I still think that's a risk in cycling right now. But I think having a sport clean, I think it's good business. I think what you're dealing with horse racing is that there are illegal activities going. When there is illegal activities, there is betting, there is drugs. I mean, I'm looking at it and it's not just doping. They're actually making money from their own drug manufacturing.

So there is a lot of money and their incentive is so great, so you need to have repercussions; you need to hold people accountable. Those people who are caught, the trainers and all that, they should never be allowed back in the sport, period.

JAMES GAGLIANO: Certainly we agree with that. Look, you've been very generous with your time today. I'll just ask one last question. You have some awareness of what our sport is going through today.

What bit of advice would you offer to us as we come through it that hopefully will put us in the position like cycling has?

GREG LEMOND: I think transparency is everything. I think that what I saw cycling, they kept putting Bands-Aids over one scandal to another. It just prolonged the pain.

I think you got to use this moment to try to clean house and really come up with ways that can prevent this happening in the future.

It's not going to be easy. It's a challenge. But I think if you want the sport to have legitimacy, even with the betting, people need to know that it's not fixed. That's what — in cycling there was — there has been betting in cycling, too.

So it’s money, it's a very complex thing to get rid of, but I think in today's cycling I would say — I never finished that, but in cycling I'm watching it because I know the physiology, I know the power outputs of riders, and we are close to clean right now in cycling.

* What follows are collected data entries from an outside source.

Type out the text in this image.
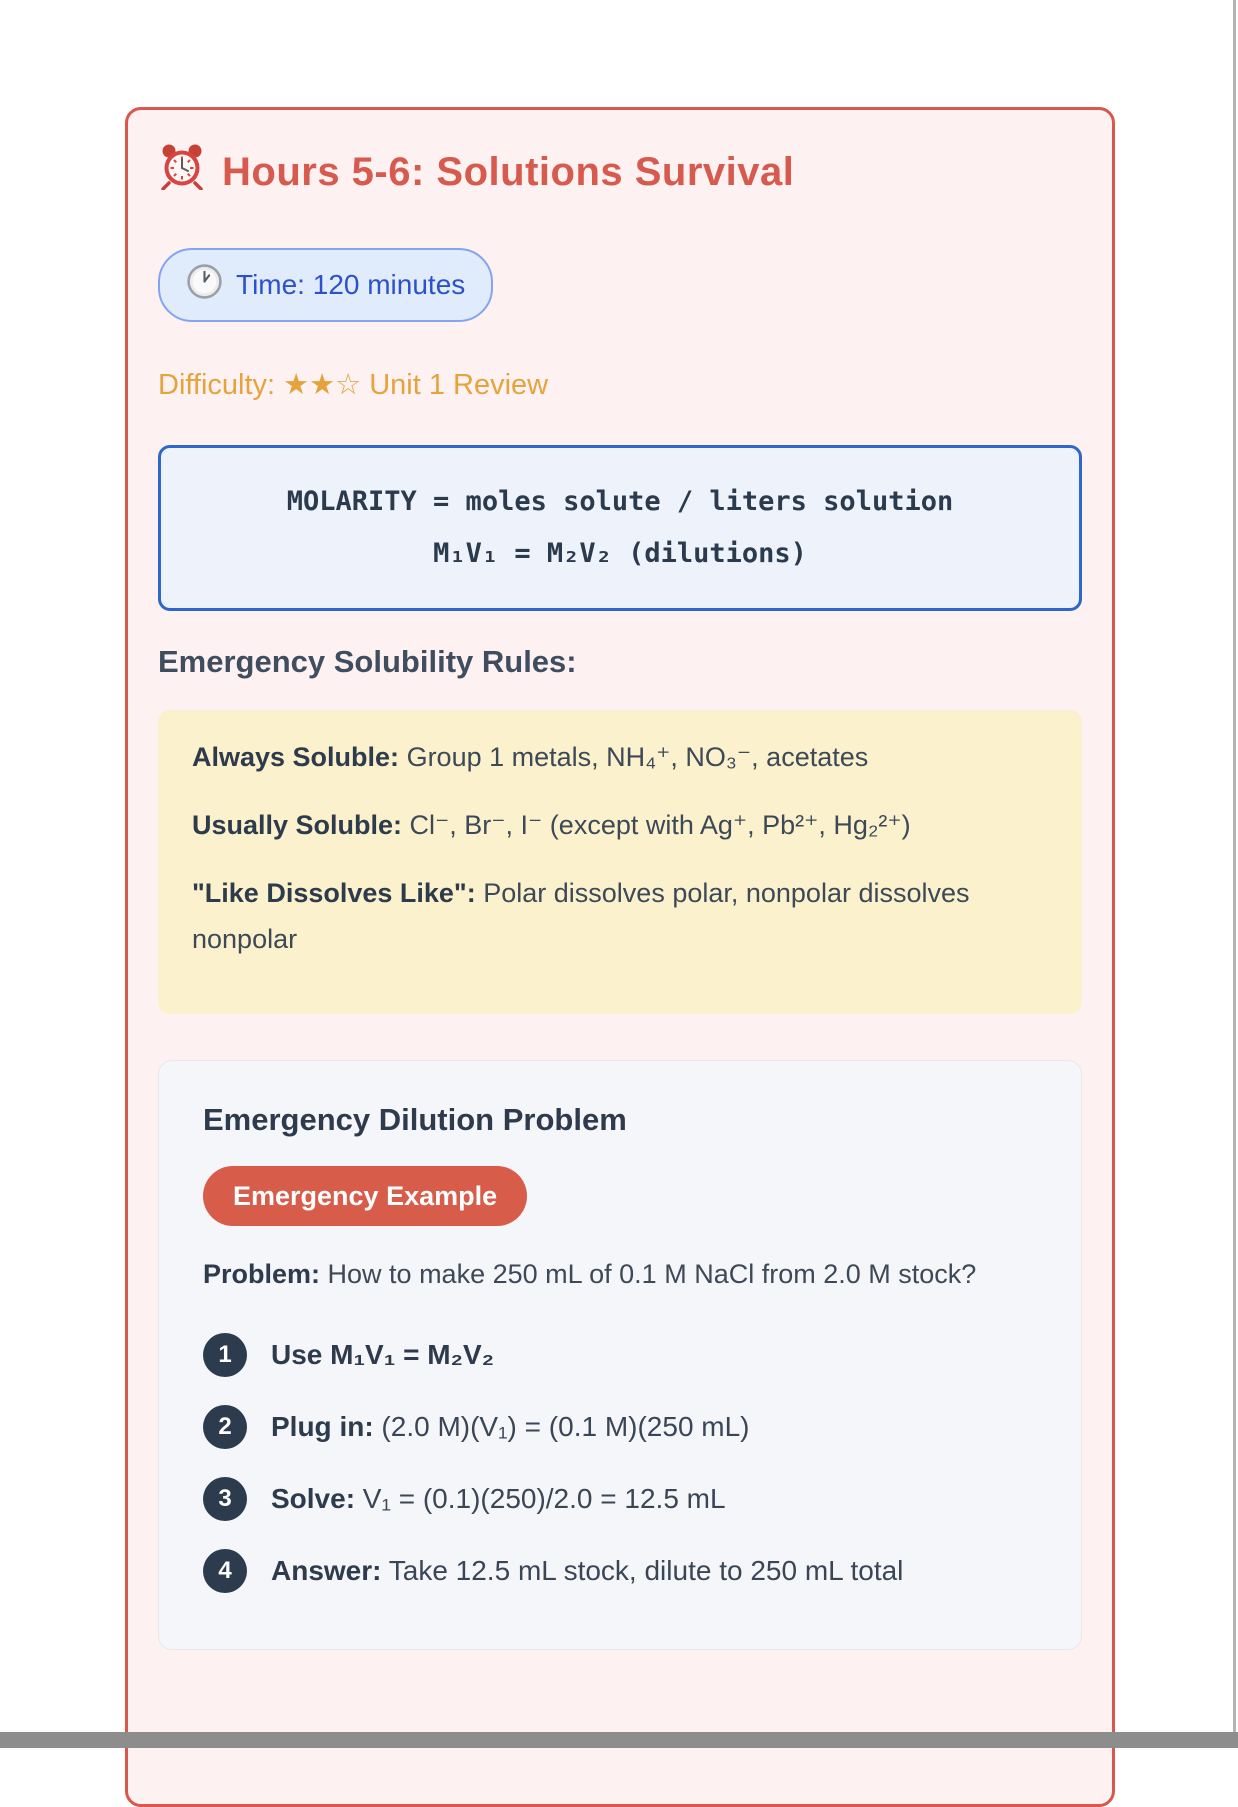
Hours 5-6: Solutions Survival
Time: 120 minutes
Difficulty: ★★☆ Unit 1 Review
MOLARITY = moles solute / liters solution
M₁V₁ = M₂V₂ (dilutions)
Emergency Solubility Rules:

Always Soluble: Group 1 metals, NH₄⁺, NO₃⁻, acetates

Usually Soluble: Cl⁻, Br⁻, I⁻ (except with Ag⁺, Pb²⁺, Hg₂²⁺)

"Like Dissolves Like": Polar dissolves polar, nonpolar dissolves nonpolar

Emergency Dilution Problem
Emergency Example

Problem: How to make 250 mL of 0.1 M NaCl from 2.0 M stock?

1	Use M₁V₁ = M₂V₂
2	Plug in: (2.0 M)(V₁) = (0.1 M)(250 mL)
3	Solve: V₁ = (0.1)(250)/2.0 = 12.5 mL
4	Answer: Take 12.5 mL stock, dilute to 250 mL total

So if cycling can do it, I think horse racing can do it. The sad part about horse racing, the horse can't talk. The reality is it's the victim that can't really — doesn't have any say.

So I think it's really cracking down on the people that have been making money off cheating. You've got to crack down and they need to have real severe consequence.

Not just kicked out or one-time suspension. It needs to be for life. Those trainers — there are other trainers that are just as good.

Everybody believes that one person is so valuable to a sport. You know, they get away from it, there will be another person that replaces that person.

So it's not easy, but I think it's right that you got USADA in. Cycling has had — probably of any sport in the world, cycling has been the most scrutinized sport. So there is a good example of watching how cycling has changed for horse racing.

JAMES GAGLIANO: Greg, thank you so much for your time today. Those are some great bits of wisdom for us.

GREG LEMOND: I'm looking forward to following horse racing now. For me, they're like athletes. A horse is an athlete. I'll follow the sport, especially what's happening right now. I want to thank you. This has been really exciting to talk to you and learn about what's happening in horse racing.

JAMES GAGLIANO: When we get through this pandemic, we'll have to come to one of our racetracks soon.

GREG LEMOND: I would love it. I would love it.

JAMES GAGLIANO: Thanks so much. I'll return the program back to Chairman Janney.

STUART S. JANNEY: Thank you for your remarks, Greg. I want to also congratulate you on being considered for the Congressional Gold Medal by the 116th Congress. It would be an award in recognition of Greg’s service to the nation as an athlete, activist, role model, and community leader.

He certainly deserves that recognition, and I expect you'll be reading about him receiving that honor in the future.